There are some very interesting directions that Pipes can take as it evolves, and I'll be curious to see what Yahoo! does with it. One of the first things I wanted to do when I started working with Pipes is that I wanted to be able to construct and share new modules. I hope that it's something they would consider exposing, because man would that be tight! From personal experience, though, I know that it's probably not going to happen -- it's really hard to lock-down any kind of code that would have to execute in your process space, so that's probably out. But maybe if they could just expand the existing "Fetch" module so that one could POST the current state of the stream to an external URL that I host on a server somewhere and I could return the transformed content, and you could wrap that up in a sub-pipe that expects additional user inputs as the config parameters ... something like that could work.

Which brings me to the meat of this post: wonderful things could happen if you marry Pipes to the Atom Publishing Protocol (APP). What if the pipe output, rather than just being XML that spills on the floor when the URL is requested, could instead be hooked up to a module that speaks APP? Now you've got a really cool content routing mechanism. The "Fetch" module already really handles the input end of things, but being able to channel the output to a different destination could open up some amazing possibilities.

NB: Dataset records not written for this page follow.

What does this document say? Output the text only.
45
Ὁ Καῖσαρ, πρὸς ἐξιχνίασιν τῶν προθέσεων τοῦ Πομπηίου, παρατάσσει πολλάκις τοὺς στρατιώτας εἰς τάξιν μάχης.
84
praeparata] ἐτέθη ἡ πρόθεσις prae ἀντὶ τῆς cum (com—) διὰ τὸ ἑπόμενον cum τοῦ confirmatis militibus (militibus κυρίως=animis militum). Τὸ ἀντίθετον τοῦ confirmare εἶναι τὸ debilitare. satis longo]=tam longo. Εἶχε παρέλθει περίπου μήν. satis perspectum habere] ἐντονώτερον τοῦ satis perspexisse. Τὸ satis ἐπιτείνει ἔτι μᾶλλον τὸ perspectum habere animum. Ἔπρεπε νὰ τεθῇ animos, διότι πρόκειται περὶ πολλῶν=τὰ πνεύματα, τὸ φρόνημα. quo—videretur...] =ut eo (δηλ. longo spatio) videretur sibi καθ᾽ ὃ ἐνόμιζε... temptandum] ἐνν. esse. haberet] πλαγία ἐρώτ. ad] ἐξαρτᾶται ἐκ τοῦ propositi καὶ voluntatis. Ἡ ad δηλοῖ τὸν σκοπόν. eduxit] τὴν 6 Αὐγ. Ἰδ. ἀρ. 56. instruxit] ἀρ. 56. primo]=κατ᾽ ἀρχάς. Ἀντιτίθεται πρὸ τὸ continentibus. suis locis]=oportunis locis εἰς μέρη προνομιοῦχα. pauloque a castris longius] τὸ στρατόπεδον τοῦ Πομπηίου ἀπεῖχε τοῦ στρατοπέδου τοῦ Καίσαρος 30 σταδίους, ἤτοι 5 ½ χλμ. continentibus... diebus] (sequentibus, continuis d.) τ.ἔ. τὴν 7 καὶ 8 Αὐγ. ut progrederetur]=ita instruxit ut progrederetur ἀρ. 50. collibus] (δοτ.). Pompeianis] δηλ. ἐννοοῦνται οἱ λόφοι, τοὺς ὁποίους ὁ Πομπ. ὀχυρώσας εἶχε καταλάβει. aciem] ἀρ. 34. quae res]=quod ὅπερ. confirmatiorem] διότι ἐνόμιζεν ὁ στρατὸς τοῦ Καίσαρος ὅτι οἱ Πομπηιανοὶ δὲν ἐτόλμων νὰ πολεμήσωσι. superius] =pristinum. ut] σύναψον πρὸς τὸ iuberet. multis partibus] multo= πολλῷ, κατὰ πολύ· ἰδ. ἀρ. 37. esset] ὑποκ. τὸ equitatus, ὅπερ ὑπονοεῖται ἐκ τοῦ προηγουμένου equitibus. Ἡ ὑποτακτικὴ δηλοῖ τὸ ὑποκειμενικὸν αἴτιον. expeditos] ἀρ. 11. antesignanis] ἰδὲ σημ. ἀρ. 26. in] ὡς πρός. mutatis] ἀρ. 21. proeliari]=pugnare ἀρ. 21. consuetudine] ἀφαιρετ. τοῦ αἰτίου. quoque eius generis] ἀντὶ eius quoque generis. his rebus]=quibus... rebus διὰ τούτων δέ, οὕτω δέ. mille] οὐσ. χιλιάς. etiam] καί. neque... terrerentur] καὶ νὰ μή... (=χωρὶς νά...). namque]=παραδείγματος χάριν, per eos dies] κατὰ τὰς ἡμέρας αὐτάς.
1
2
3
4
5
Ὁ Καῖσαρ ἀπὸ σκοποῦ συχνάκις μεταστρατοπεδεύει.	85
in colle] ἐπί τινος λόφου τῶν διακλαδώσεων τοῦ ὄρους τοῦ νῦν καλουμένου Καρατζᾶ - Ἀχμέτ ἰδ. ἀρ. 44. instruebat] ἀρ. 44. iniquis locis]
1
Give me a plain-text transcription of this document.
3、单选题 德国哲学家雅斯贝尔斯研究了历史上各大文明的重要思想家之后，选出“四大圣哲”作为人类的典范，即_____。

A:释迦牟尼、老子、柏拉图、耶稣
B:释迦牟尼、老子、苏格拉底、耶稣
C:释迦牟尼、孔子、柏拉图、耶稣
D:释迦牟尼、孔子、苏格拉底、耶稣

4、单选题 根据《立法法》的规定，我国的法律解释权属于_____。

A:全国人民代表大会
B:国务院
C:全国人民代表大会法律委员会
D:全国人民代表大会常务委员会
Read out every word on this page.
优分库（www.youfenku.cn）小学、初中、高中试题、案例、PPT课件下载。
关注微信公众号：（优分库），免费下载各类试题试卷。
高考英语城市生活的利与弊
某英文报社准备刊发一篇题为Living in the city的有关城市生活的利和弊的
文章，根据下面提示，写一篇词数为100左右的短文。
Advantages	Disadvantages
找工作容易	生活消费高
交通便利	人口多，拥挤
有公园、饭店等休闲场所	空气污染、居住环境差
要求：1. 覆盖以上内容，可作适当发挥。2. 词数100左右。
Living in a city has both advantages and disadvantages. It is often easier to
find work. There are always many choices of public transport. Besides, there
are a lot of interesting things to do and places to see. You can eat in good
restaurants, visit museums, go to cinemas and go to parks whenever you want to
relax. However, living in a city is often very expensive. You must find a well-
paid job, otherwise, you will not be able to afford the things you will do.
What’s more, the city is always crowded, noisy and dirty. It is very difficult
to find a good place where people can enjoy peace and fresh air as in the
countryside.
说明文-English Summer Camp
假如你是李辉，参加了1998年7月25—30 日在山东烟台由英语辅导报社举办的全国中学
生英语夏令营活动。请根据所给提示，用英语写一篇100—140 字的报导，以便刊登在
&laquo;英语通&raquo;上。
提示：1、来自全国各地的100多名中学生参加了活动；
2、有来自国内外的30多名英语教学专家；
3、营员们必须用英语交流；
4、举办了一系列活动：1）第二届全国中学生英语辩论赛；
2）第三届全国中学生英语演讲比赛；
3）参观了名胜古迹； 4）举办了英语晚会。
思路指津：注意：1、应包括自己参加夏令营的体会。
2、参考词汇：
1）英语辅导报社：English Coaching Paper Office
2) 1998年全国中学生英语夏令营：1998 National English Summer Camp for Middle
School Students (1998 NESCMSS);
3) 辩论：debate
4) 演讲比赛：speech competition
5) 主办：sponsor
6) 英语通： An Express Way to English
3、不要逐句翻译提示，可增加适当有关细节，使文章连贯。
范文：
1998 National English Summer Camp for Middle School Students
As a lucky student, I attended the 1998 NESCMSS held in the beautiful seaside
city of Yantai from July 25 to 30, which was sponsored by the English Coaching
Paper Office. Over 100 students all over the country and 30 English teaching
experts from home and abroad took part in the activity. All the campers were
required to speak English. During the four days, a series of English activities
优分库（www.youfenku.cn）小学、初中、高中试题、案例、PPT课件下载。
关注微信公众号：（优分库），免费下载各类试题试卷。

One detail to be worked out is the triggering mechanism for the workflow. Currently, a request to the resultant URL serves as the triggering mechanism that the workflow should executed. This is how FeedBurner works as well -- there's no master cronjob that ticking away and retrieving all the source feeds every 30 minutes. Instead, when a request for the burned version of the feed comes and the source feed is stale (i.e., hasn't been checked in the last 30 minutes), then go refresh the source feed. That way, you don't waste cycles updating dormant feeds. Pipes works the same way.

So, if there isn't a request URL, how would you "run" the workflow? Probably the most appropriate thing to do would be to use something like a ping mechanism, so that if the pipe is pinged and the content has been modified since the previous run, you run the pipe. That could probably work.

In the end, if you take the promise of Pipes, the potential of Google Base, and add some of the stuff that you'll see from FeedBurner in the next few months, you'll have some wicked tools to start rewiring the next version of the web. I think it's going to be quite a trip.